Le ton de cette réponse n’impliquait pas la moindre méfiance, mais elle me donna la chair de poule. Je ne connaissais pas le cousin de miss Spencer, et les présomptions parlaient en sa faveur, par la simple raison qu’il était son cousin ; néanmoins, je ne pus m’empêcher d’être inquiet en songeant qu’une demi-heure après le débarquement les fonds de la passagère inexpérimentée se trouvaient entre les mains de ce monsieur.

— Doit-il voyager avec vous ? demandai-je.

— Seulement jusqu’à Paris. Il habite Paris, où il est venu pour étudier la peinture. Je lui avais écrit pour lui annoncer mon arrivée. Je ne m’attendais pas à ce qu’il vînt au-devant de moi jusqu’au Havre. Je croyais seulement le trouver à la descente du train à Paris. C’est très bon de sa part ; mais il est très bon, et il a beaucoup de talent.

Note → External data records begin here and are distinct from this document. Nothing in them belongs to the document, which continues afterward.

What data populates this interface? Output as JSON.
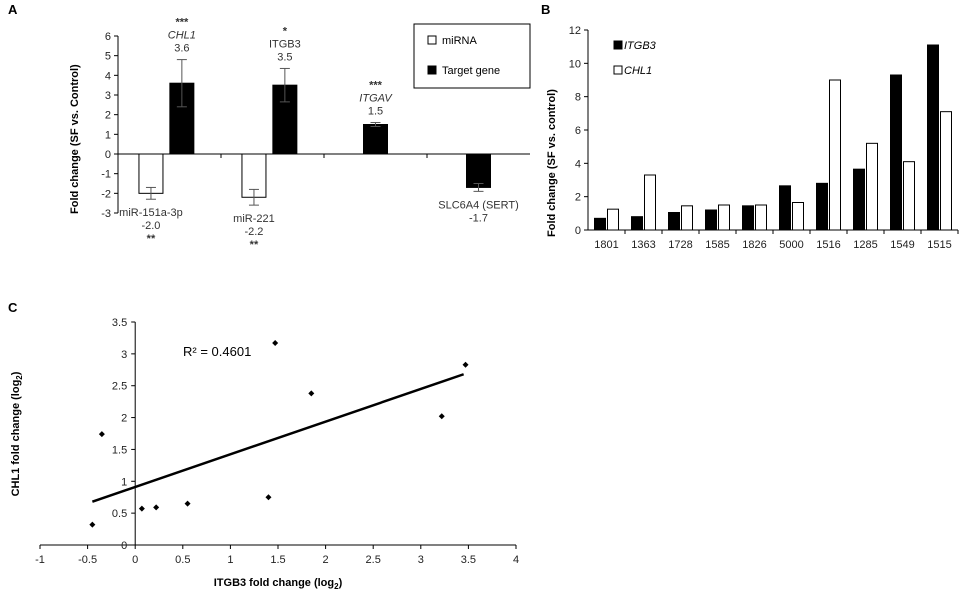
{
  "panel_labels": {
    "a": "A",
    "b": "B",
    "c": "C"
  },
  "chart_data": [
    {
      "type": "bar",
      "panel": "A",
      "ylabel": "Fold change (SF vs. Control)",
      "ylim": [
        -3,
        6
      ],
      "yticks": [
        -3,
        -2,
        -1,
        0,
        1,
        2,
        3,
        4,
        5,
        6
      ],
      "legend": {
        "position": "top-right",
        "entries": [
          "miRNA",
          "Target gene"
        ]
      },
      "groups": [
        {
          "mirna": {
            "label": "miR-151a-3p",
            "value": -2.0,
            "value_text": "-2.0",
            "err": 0.3,
            "sig": "**"
          },
          "target": {
            "label": "CHL1",
            "value": 3.6,
            "value_text": "3.6",
            "err": 1.2,
            "sig": "***",
            "italic": true
          }
        },
        {
          "mirna": {
            "label": "miR-221",
            "value": -2.2,
            "value_text": "-2.2",
            "err": 0.4,
            "sig": "**"
          },
          "target": {
            "label": "ITGB3",
            "value": 3.5,
            "value_text": "3.5",
            "err": 0.85,
            "sig": "*",
            "italic": false
          }
        },
        {
          "target": {
            "label": "ITGAV",
            "value": 1.5,
            "value_text": "1.5",
            "err": 0.1,
            "sig": "***",
            "italic": true
          }
        },
        {
          "target_label_below": true,
          "target": {
            "label": "SLC6A4 (SERT)",
            "value": -1.7,
            "value_text": "-1.7",
            "err": 0.2,
            "sig": "",
            "italic": false
          }
        }
      ]
    },
    {
      "type": "bar",
      "panel": "B",
      "ylabel": "Fold change (SF vs. control)",
      "ylim": [
        0,
        12
      ],
      "yticks": [
        0,
        2,
        4,
        6,
        8,
        10,
        12
      ],
      "categories": [
        "1801",
        "1363",
        "1728",
        "1585",
        "1826",
        "5000",
        "1516",
        "1285",
        "1549",
        "1515"
      ],
      "legend": {
        "position": "top-left"
      },
      "series": [
        {
          "name": "ITGB3",
          "fill": "#000000",
          "values": [
            0.7,
            0.8,
            1.05,
            1.2,
            1.45,
            2.65,
            2.8,
            3.65,
            9.3,
            11.1
          ]
        },
        {
          "name": "CHL1",
          "fill": "#ffffff",
          "values": [
            1.25,
            3.3,
            1.45,
            1.5,
            1.5,
            1.65,
            9.0,
            5.2,
            4.1,
            7.1
          ]
        }
      ]
    },
    {
      "type": "scatter",
      "panel": "C",
      "xlabel": "ITGB3 fold change (log",
      "ylabel": "CHL1 fold change (log",
      "label_subscript": "2",
      "xlim": [
        -1,
        4
      ],
      "ylim": [
        0,
        3.5
      ],
      "xticks": [
        "-1",
        "-0.5",
        "0",
        "0.5",
        "1",
        "1.5",
        "2",
        "2.5",
        "3",
        "3.5",
        "4"
      ],
      "yticks": [
        "0",
        "0.5",
        "1",
        "1.5",
        "2",
        "2.5",
        "3",
        "3.5"
      ],
      "r2_text": "R² = 0.4601",
      "trendline": {
        "x0": -0.45,
        "y0": 0.68,
        "x1": 3.45,
        "y1": 2.68
      },
      "points": [
        {
          "x": -0.45,
          "y": 0.32
        },
        {
          "x": -0.35,
          "y": 1.74
        },
        {
          "x": 0.07,
          "y": 0.57
        },
        {
          "x": 0.22,
          "y": 0.59
        },
        {
          "x": 0.55,
          "y": 0.65
        },
        {
          "x": 1.4,
          "y": 0.75
        },
        {
          "x": 1.47,
          "y": 3.17
        },
        {
          "x": 1.85,
          "y": 2.38
        },
        {
          "x": 3.22,
          "y": 2.02
        },
        {
          "x": 3.47,
          "y": 2.83
        }
      ]
    }
  ]
}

Je devins tout à coup fort désireux de faire la connaissance de ce peintre de talent.

— Et il est allé chez le banquier ? demandai-je.

— Oui, il m’a menée à un hôtel, — une vieille auberge si pittoresque, si drôle, avec une galerie en bois autour du premier étage et une hôtesse si prévenante et si bien mise ! Au bout de quelque temps, nous sommes sortis, car je n’avais pas d’argent français. Mais j’étais encore étourdie par le mouvement du navire et jai pensé qu’il valait mieux me reposer un peu. Mon cousin a découvert cet endroit et il est allé seul chez le banquier. Il doit me rejoindre ici.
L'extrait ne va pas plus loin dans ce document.